Emulsions with nanoparticles for new materials

Project: Research project

Project Details

Description

The project is a joint work with the partners from Institute of Fluid Mechanics and Heat Transfer (ISW) of Graz University of Technology, Austria, the Laboratory of Chemical Physics and Engineering (LCPE) of the University of Sofia, Bulgaria, and the Department of Mechanics and Physics of Fluids (DMPF) of the Polish Academy of Sciences in Warsaw, Poland. The work is dedicated to explore new and promising directions for the fabrication of nano-composites (colloidosomes, microcapsules, core-shell and other composite particles), as well as nano-structured surfaces and porous layers, using emulsion droplets as precursors and/or templates. The considered procedures involve the formation of emulsions, and especially emulsions stabilized by solid particles (Pickering emulsions), where the main relevant effects for the process of emulsification and the emulsion stability in the presence of solid particles are investigated. Three different emulsification methods are considered experimentally as well as analytically and numerically, namely a narrow-gap homogenizer, the liquid jet break-up technique and membrane emulsification. In the first two methods, the emulsification process is associated with a stepwise break-up of the oil phase into smaller droplets. In the latter, a mono-disperse emulsion is produced by driving the oil phase through microprous membranes into the carrier phase. The here obtained data are used to further devop and validate theoretical models for the prediction of the size distribution of the produced drops.

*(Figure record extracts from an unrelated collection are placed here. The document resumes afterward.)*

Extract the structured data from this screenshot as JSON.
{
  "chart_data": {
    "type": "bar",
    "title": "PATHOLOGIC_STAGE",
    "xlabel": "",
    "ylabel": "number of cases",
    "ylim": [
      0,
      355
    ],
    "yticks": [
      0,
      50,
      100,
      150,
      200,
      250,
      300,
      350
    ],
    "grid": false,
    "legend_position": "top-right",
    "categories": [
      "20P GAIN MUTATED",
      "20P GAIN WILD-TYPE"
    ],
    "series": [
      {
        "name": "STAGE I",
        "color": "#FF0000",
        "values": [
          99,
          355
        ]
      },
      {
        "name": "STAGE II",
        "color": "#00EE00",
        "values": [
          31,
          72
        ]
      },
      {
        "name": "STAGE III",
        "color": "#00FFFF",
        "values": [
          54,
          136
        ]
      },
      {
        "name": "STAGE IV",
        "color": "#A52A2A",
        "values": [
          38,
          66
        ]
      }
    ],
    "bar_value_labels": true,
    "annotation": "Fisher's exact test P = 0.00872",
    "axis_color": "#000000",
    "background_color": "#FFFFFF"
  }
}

The interaction of nanoparticles at interfaces that lead to the formation of dense adsorption layers and formation of stable Pickering emulsions is studied by carrying out experiments with single drops, which allow direct optical observation and quantitative analysis of the processes such as kinetics of particle adsorption, film stability, drop-drop coalescence, etc. The results of these single drop experiments contribute to a better understanding of the lateral capillary forces between particles at emulsion interfaces, and serve to revisit the theoretical modeling of this interaction.